Trump called for his administration to reinstate his "remain in Mexico" program, which forced non-Mexican migrants to wait in Mexico for the resolution of their US cases.
Mexico's National Guard block the advance of migrants to immigration offices in Chiapas. (EPA PHOTO)
Shortly after the inauguration, US border authorities said they had shut down outgoing president Joe Biden's CBP One entry program, which had allowed hundreds of thousands of migrants to enter the US legally by scheduling an appointment on an app. Existing appointments were cancelled, leaving migrants stunned and unsure of what to do.
Trump, a Republican, recaptured the White House after promising to intensify border security and deport record numbers of migrants. He criticised Biden for high levels of illegal immigration during the Democrat's presidency, but as Biden toughened his policies last year and Mexico stepped up enforcement, the number of migrants caught crossing illegally fell dramatically.
Republicans say large-scale deportations are necessary after millions of immigrants crossed illegally during Biden's presidency. There were roughly 11 million immigrants in the US illegally or with a temporary status at the start of 2022, according to a US government estimate, a figure that some analysts now place at 13 million to 14 million.
"As commander-in-chief, I have no higher responsibility than to defend our country from threats and invasions, and that is exactly what I am going to do," Trump said in his inaugural address.

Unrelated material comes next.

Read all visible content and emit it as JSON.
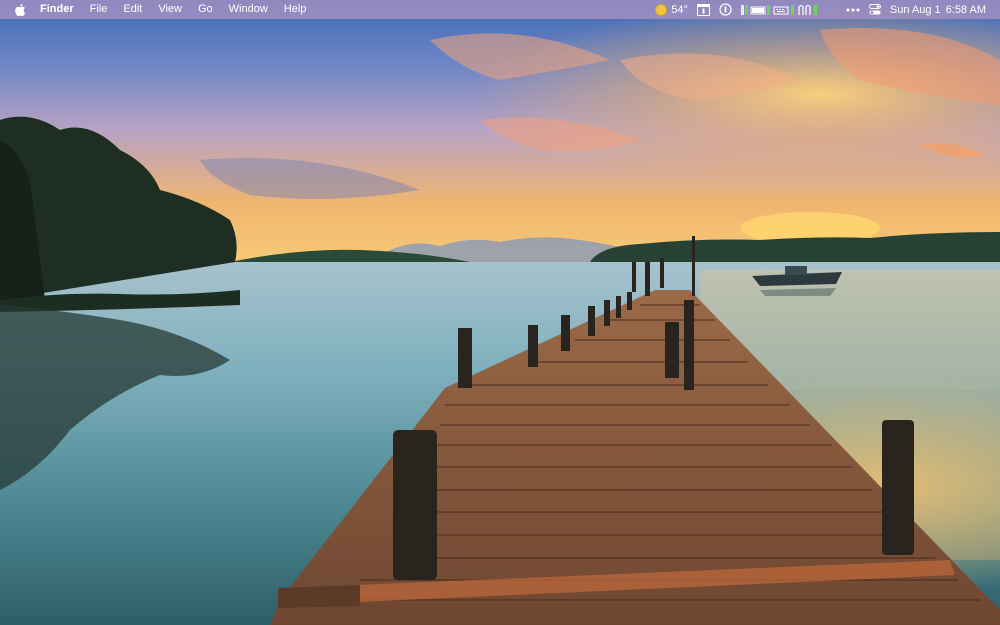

Trump's critics and immigrant advocates say mass deportations could disrupt businesses, split families and cost US taxpayers billions of dollars.
The American Civil Liberties Union said in a federal court filing on Monday that Trump's decision to end the CBP One program removed the only avenue to asylum at the US-Mexico border, an opening salvo by the civil rights group to fight Trump's agenda in court.

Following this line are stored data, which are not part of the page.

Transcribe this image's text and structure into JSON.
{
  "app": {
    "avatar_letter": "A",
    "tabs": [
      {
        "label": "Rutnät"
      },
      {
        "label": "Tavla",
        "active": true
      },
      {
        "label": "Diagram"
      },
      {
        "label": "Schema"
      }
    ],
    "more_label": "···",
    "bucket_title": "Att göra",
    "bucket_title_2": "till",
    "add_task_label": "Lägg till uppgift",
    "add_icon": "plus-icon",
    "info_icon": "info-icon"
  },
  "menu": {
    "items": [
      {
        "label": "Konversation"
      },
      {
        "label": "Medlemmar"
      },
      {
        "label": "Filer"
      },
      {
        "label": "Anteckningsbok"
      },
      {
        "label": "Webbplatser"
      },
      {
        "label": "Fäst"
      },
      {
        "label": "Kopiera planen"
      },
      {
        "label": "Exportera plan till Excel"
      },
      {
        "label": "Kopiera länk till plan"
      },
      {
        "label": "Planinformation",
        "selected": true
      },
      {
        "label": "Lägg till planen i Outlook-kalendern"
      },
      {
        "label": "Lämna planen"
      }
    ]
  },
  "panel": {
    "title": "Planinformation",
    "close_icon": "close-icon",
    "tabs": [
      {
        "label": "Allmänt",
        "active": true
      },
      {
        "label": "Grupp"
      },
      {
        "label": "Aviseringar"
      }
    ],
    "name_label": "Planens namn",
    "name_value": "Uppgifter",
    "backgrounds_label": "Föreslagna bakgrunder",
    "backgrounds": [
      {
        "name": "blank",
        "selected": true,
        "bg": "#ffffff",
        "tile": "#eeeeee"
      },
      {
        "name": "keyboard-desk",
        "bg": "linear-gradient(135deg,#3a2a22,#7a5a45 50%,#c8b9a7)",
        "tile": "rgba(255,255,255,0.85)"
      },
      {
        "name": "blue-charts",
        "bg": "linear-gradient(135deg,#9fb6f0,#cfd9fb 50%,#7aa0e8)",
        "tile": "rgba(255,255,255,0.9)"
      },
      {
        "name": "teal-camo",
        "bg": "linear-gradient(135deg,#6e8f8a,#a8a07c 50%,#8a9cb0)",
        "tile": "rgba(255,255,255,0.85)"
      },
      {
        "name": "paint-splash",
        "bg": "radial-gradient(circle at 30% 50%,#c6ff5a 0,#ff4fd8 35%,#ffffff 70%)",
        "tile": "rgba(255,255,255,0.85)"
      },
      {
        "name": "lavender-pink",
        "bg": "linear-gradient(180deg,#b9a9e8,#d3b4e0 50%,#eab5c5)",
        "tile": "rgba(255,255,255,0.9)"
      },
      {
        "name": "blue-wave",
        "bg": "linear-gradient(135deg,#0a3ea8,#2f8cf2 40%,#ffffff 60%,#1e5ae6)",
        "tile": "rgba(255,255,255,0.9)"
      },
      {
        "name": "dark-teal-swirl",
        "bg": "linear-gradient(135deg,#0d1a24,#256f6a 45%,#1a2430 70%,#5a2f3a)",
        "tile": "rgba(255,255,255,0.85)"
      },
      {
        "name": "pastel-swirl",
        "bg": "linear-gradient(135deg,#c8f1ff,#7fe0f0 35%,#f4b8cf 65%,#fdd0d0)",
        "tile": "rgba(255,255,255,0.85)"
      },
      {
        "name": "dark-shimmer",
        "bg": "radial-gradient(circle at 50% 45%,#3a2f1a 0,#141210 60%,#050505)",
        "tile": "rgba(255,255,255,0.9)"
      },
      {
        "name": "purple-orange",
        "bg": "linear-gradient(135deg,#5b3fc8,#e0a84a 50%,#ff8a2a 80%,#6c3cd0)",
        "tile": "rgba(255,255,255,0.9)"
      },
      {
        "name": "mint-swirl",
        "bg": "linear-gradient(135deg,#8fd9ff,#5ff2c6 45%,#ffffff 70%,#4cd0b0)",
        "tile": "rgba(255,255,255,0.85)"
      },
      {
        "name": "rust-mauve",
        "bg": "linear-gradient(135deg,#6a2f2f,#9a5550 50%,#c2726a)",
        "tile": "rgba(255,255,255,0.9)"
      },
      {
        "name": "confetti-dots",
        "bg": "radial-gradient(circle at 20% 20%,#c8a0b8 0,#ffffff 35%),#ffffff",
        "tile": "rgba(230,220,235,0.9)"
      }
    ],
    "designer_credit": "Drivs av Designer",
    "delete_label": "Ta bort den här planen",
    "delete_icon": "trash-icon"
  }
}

In several Mexican border cities, migrants saw their appointments on Biden's CBP One app cancelled just after Trump took office. Some 280,000 people had been logging into the app daily to secure an appointment as of January 7.
Migrants waiting in Ciudad Juarez scrambled to find short-term rentals, buy bus tickets and call family members back home.
Daynna del Valle, a 40-year-old Venezuelan, spent eight months in Mexico waiting for an appointment that would have arrived on Tuesday. In that time, she worked at a nail salon but earned so little that she barely managed to send any money back to her mother in Colombia, a cancer survivor who needed medical treatment for her blood pressure.
"I'm lost," she said. "I don't know what to do, where to go."
In his order focused on so-called "birthright citizenship," Trump called on US agencies to refuse to recognise the citizenship of US-born children without at least one US citizen or permanent resident parent, applying the restrictions in 30 days.
His order prompted the swift filing of a lawsuit in federal court in New Hampshire by the ACLU and other groups, who argued that Trump's order violated the right for anyone born in the United States to be considered a citizen enshrined in the Citizenship Clause of the US Constitution's 14th Amendment.